We consider a modified gravity theory, f(R)=R-a/R^n+bR^m, in the metric formulation, which has been suggested to produce late time acceleration in the Universe, whilst satisfying local fifth-force constraints. We investigate the parameter range for this theory, considering the regimes of early and late-time acceleration, Big Bang Nucleosynthesis and fifth-force constraints. We conclude that it is difficult to find a unique range of parameters for consistency of this theory.

Figures (4)

• Figure 1: Numerical solutions showing the evolution of $R(r)$ for two choices of $r_c$. In the left-hand plot, $r_c$ is $10^4$ bigger than in the right-hand plot, so that $\delta_R\rightarrow1$ and $\delta_R\rightarrow0$ respectively. All other parameters are kept constant. The analytic solutions are shown with dotted lines and exactly follow the numerics.

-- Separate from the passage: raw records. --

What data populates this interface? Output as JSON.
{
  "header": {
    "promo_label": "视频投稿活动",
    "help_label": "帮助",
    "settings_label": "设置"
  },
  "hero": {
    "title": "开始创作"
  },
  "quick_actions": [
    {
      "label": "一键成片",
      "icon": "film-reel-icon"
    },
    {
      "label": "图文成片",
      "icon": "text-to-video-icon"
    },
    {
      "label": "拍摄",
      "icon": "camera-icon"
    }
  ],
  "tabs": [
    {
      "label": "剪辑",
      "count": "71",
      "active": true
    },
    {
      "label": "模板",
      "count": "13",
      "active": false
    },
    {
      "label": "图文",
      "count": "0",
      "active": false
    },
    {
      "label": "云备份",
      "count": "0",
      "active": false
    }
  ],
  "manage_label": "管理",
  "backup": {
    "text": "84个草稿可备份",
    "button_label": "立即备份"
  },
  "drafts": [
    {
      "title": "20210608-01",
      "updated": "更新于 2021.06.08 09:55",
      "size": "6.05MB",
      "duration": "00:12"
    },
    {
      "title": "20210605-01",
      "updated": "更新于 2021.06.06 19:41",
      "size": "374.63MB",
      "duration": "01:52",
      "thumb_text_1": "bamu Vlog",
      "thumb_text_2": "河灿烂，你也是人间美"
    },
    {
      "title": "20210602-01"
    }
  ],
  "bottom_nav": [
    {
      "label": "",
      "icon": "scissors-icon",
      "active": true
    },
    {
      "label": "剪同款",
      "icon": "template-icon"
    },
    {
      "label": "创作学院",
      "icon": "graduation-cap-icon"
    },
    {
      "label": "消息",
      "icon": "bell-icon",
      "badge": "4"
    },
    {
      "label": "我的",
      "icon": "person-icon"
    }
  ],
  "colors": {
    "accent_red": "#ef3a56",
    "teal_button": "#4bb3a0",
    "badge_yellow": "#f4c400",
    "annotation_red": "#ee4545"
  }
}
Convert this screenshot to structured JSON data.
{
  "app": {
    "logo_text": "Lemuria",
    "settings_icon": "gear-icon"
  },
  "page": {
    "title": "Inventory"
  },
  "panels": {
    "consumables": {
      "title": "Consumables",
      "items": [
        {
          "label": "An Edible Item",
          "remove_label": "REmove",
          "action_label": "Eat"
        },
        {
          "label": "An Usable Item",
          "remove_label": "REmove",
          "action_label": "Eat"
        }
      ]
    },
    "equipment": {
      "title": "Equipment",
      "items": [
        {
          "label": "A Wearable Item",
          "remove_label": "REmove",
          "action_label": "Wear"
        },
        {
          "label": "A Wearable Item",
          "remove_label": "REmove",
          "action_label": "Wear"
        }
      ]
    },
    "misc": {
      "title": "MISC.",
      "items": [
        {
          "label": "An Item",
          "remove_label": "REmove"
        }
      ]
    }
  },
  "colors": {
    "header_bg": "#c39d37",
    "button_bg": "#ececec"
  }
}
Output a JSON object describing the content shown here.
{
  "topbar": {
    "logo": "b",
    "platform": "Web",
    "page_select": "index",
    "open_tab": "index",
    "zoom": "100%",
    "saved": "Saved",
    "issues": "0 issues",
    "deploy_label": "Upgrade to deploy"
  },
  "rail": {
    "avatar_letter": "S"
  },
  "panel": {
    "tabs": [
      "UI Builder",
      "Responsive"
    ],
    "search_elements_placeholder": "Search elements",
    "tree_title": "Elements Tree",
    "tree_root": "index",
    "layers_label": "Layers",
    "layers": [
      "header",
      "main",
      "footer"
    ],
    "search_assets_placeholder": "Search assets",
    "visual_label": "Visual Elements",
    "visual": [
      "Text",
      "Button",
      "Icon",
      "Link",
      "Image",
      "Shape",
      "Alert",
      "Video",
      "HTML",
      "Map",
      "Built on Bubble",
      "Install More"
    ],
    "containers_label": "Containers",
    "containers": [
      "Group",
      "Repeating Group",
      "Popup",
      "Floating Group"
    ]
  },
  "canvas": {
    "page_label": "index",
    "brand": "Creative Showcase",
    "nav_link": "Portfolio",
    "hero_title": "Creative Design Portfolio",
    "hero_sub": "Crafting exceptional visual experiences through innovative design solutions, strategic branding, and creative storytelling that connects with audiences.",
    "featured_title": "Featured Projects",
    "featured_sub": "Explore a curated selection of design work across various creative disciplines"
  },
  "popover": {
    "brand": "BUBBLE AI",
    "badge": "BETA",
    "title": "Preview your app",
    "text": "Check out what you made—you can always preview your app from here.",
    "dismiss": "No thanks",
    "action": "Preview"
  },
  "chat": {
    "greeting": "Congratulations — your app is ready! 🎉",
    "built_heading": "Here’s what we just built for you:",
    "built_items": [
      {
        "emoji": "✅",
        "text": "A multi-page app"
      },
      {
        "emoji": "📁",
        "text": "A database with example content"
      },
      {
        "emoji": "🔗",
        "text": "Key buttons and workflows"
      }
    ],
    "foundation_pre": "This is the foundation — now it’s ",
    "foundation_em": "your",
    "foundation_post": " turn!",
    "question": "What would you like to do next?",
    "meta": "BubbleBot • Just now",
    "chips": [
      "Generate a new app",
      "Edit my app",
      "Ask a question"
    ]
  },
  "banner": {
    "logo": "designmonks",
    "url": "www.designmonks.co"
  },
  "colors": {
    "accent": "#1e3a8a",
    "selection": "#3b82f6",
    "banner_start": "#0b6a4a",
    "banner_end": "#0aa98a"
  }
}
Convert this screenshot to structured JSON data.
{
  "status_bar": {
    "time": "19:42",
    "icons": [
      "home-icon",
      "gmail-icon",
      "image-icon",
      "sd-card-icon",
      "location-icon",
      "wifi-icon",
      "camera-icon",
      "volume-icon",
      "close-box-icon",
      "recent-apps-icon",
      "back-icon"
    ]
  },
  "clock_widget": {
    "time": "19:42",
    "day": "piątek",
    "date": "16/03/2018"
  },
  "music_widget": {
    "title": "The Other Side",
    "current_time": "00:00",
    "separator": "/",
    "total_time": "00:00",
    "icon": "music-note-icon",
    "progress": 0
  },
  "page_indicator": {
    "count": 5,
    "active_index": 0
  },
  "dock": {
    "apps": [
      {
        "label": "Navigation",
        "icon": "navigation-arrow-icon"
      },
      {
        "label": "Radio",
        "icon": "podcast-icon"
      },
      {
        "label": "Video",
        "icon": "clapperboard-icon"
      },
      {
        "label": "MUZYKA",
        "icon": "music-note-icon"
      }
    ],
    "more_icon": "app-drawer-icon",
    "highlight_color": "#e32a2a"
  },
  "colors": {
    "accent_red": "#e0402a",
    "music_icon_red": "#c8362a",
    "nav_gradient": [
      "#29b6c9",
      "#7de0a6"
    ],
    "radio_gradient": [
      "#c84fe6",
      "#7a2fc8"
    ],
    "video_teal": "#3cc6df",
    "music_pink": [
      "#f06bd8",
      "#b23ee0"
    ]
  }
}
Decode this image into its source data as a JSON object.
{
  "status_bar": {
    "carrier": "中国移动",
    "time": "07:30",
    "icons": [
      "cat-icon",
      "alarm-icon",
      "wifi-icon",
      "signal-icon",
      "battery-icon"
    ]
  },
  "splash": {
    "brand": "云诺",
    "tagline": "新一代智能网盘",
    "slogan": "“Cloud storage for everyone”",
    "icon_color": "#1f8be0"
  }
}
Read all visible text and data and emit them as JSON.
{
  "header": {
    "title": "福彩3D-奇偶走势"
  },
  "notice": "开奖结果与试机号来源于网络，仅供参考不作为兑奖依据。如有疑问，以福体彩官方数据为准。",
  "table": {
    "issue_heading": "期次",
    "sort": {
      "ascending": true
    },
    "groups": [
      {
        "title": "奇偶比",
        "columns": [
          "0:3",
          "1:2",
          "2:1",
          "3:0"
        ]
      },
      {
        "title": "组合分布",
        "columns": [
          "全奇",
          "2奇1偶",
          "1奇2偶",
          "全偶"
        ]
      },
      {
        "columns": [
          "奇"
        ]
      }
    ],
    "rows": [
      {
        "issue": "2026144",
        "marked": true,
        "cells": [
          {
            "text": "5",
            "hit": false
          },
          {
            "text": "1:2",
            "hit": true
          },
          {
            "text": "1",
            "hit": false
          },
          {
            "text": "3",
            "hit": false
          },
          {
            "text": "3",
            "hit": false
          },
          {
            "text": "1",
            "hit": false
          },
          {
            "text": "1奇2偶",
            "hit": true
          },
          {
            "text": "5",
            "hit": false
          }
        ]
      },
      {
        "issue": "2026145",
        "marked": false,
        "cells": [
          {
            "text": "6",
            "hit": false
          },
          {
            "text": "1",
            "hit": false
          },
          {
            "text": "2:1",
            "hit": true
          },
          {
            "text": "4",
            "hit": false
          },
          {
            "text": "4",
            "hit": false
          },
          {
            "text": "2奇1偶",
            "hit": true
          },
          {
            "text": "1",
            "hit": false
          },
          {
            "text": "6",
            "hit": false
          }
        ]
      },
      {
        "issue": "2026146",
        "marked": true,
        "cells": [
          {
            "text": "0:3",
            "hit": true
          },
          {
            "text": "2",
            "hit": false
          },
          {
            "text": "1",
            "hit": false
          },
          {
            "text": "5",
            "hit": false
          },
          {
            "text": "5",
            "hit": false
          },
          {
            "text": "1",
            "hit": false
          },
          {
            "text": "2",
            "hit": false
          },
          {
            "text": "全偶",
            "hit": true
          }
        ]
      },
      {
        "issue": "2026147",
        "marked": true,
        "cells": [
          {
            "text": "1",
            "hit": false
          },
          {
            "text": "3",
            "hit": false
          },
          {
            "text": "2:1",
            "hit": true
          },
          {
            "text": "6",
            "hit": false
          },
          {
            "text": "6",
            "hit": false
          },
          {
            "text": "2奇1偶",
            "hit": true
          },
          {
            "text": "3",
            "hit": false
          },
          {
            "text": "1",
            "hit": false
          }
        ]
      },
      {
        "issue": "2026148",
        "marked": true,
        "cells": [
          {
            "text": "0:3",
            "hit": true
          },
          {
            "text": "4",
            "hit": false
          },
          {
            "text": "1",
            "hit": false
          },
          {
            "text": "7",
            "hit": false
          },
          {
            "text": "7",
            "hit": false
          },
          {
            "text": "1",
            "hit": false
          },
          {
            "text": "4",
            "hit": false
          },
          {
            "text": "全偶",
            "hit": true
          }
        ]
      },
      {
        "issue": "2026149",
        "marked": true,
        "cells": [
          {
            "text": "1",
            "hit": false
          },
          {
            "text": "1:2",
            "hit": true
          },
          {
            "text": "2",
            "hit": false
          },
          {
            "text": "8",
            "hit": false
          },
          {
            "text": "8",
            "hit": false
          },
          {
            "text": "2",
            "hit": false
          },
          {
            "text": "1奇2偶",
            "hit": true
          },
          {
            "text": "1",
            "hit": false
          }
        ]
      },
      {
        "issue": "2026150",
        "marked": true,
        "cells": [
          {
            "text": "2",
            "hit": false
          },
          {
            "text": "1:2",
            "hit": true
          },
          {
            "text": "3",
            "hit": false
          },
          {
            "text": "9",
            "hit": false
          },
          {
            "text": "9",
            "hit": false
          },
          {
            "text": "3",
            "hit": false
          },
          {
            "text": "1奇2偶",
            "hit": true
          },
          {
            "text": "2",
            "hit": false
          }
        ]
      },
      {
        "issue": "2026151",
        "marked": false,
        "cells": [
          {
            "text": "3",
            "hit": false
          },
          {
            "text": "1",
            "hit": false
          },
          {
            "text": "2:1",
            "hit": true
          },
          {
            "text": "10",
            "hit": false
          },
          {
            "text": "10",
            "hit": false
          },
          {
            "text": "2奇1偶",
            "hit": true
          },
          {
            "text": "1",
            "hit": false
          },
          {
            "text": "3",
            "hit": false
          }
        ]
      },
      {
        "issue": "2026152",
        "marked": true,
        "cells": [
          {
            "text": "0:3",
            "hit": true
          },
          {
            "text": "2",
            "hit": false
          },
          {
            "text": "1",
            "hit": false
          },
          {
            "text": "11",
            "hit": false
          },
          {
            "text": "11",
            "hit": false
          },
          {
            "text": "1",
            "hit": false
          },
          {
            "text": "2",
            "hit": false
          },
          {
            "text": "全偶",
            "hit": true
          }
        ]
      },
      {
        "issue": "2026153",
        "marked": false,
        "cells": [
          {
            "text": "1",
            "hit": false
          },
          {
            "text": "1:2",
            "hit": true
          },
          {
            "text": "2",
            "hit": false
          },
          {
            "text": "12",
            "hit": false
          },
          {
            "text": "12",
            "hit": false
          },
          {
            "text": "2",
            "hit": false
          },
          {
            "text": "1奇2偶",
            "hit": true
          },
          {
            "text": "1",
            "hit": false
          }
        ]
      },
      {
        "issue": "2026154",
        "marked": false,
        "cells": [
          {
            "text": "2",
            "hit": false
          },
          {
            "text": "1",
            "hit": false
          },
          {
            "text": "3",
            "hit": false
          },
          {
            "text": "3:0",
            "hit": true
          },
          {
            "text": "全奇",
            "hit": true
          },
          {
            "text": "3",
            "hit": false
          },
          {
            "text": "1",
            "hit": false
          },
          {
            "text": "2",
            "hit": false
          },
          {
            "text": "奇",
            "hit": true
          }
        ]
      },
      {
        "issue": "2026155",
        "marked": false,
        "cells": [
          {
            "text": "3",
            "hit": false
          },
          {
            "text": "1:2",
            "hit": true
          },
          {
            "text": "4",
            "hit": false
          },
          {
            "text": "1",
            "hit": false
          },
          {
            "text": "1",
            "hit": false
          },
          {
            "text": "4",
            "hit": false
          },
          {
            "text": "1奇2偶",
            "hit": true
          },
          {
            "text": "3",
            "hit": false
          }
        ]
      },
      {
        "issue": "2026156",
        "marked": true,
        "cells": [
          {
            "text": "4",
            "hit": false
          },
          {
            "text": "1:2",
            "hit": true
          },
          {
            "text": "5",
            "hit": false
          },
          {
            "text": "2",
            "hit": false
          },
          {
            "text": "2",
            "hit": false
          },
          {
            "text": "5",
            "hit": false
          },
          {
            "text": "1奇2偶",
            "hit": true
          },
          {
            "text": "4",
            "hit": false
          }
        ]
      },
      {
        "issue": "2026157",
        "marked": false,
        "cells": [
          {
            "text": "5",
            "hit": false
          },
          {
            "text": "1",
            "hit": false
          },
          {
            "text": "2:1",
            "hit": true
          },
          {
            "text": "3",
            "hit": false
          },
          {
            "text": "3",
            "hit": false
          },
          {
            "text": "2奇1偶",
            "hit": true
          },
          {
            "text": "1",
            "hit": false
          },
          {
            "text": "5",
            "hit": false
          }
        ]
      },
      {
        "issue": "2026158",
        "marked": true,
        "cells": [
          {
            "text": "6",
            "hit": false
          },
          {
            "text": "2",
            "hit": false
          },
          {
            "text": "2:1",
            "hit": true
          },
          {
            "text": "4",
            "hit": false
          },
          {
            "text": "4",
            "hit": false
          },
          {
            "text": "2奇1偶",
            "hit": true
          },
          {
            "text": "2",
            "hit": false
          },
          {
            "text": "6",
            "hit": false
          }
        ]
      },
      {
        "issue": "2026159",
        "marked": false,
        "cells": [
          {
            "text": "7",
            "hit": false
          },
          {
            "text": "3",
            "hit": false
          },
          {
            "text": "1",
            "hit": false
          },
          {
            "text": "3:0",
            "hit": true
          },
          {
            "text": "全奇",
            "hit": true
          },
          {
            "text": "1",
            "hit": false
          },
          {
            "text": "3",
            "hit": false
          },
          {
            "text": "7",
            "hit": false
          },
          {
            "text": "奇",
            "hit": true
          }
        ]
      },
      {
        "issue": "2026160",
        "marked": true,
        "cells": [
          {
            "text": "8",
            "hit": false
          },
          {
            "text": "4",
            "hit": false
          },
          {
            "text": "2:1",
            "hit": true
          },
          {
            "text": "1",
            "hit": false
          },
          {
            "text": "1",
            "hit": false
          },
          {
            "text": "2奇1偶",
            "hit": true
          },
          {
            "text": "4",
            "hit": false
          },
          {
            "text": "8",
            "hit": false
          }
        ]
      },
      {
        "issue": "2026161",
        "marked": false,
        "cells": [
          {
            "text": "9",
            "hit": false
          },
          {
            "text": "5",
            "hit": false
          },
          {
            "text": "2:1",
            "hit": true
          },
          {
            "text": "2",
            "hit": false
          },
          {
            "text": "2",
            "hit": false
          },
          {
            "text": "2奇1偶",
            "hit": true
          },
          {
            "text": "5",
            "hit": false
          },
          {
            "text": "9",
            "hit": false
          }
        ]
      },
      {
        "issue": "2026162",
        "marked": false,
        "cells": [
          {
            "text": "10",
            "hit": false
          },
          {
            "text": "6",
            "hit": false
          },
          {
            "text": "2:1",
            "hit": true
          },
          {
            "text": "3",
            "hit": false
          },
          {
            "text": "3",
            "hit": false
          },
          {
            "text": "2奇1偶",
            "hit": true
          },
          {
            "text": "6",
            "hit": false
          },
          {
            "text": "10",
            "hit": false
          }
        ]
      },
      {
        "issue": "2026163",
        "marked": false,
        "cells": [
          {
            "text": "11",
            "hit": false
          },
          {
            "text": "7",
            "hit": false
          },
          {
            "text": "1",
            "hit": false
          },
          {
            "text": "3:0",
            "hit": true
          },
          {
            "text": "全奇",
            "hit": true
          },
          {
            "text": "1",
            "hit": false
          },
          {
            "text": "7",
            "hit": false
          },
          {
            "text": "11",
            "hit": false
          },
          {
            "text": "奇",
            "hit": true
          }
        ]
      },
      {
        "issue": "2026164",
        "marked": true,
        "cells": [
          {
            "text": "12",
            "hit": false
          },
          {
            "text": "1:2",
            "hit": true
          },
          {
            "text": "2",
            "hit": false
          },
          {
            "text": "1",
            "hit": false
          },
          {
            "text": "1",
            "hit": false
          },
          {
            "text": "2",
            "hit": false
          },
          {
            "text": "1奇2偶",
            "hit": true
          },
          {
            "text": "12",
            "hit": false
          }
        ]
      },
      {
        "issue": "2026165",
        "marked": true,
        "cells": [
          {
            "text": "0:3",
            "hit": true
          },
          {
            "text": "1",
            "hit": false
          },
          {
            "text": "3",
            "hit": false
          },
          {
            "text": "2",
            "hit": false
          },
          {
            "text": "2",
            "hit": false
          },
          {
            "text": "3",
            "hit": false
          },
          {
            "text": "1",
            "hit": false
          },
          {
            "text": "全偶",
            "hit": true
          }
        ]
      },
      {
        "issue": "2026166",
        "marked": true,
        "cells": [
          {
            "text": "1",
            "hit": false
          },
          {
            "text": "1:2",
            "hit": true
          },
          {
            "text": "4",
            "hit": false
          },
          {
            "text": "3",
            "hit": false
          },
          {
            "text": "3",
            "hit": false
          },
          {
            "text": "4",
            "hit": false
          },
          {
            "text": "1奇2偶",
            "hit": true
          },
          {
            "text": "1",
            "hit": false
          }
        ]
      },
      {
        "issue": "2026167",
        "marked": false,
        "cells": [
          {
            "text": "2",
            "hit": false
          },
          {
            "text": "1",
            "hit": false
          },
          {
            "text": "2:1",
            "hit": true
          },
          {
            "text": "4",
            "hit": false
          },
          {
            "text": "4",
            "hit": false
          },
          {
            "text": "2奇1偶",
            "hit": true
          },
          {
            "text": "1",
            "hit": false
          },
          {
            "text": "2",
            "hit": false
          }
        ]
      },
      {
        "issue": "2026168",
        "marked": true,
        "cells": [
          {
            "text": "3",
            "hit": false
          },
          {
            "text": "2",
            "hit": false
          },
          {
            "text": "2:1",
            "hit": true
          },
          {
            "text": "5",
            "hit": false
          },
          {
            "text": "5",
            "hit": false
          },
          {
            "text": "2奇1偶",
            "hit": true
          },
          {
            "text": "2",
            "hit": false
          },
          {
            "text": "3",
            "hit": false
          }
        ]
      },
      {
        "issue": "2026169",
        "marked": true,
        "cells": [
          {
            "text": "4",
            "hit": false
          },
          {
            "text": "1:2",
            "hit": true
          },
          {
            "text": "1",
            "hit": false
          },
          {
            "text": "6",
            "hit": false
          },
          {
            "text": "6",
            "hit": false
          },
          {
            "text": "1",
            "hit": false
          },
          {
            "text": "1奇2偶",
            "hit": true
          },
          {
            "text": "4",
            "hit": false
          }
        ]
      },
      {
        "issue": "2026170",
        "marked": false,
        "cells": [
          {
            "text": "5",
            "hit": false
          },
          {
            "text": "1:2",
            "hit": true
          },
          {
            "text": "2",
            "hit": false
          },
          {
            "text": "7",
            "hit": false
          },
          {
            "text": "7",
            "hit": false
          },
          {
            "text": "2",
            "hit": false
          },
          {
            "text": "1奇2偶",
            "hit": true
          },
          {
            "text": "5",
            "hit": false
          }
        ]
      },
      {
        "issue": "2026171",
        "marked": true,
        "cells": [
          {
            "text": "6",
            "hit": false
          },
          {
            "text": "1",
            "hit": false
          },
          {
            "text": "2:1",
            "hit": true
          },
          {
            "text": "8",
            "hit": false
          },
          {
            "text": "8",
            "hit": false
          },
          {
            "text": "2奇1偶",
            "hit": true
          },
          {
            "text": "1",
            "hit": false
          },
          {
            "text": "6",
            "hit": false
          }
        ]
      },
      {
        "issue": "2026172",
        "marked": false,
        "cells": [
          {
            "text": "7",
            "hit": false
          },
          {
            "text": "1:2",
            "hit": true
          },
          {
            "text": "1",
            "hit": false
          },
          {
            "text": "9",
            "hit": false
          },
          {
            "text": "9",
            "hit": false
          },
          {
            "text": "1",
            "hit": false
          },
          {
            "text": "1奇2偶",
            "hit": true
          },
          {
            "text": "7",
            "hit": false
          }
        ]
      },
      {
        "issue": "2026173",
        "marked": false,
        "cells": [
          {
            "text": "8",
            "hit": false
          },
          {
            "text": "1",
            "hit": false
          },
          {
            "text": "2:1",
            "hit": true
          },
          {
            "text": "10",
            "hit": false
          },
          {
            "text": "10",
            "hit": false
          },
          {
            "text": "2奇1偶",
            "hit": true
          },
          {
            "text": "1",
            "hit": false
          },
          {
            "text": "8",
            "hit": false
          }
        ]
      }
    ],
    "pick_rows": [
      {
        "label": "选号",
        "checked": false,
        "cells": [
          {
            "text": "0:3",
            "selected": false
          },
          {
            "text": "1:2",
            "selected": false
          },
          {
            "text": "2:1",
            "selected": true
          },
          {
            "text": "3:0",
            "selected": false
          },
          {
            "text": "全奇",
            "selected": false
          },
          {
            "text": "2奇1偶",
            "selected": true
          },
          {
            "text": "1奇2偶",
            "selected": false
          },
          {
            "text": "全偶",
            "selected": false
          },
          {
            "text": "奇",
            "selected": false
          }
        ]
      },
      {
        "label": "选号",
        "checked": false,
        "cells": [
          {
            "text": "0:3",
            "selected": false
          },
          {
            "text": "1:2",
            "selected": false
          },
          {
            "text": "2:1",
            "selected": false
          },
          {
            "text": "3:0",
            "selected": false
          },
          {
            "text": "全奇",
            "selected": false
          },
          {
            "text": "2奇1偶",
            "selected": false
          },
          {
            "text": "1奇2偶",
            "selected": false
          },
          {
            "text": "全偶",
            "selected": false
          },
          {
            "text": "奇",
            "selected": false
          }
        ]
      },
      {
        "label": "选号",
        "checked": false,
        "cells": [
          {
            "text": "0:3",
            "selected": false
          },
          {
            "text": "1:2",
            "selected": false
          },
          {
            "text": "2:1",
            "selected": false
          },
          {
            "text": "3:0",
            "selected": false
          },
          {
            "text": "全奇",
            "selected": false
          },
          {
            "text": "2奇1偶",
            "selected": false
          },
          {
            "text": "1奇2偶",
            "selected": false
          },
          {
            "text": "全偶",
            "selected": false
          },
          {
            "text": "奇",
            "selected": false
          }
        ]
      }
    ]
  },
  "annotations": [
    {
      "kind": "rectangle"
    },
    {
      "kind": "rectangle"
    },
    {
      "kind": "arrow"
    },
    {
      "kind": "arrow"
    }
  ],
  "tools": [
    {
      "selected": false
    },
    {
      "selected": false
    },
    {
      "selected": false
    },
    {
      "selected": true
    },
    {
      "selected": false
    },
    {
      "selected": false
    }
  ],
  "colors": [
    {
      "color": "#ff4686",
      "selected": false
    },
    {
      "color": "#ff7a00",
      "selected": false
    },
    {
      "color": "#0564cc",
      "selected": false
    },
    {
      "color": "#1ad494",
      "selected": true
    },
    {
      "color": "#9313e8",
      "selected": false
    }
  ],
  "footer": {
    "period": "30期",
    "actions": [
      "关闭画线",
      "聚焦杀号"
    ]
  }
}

• Figure 2: The ratio of forces due to the scalar field, $\sigma$ and Newtonian potential, shown for different $m$.
• Figure 3: Numerical calculation of the effective field strength, $\alpha_{\rm eff}$ as a function of radius. A constant $\alpha(r)$ denotes a pure Yukawa regime. $R_E=10^{-53}{\rm GeV}^2$, $R_\infty=10^{-55}{\rm GeV}^2$. For the numerics shown: $\lambda/r_E=24-7600$($m=\frac{3}{2}$), $\lambda/r_E=10^{-2}-700$($m=2$), $\lambda/r_E=10^{-2}-70$($m=\frac{5}{2}$), $\lambda/r_E=10^{-1}-3800$($m=3$).
• Figure 4: Schematic diagram showing the relations between regimes for $b$,$\lambda$ and $\alpha$.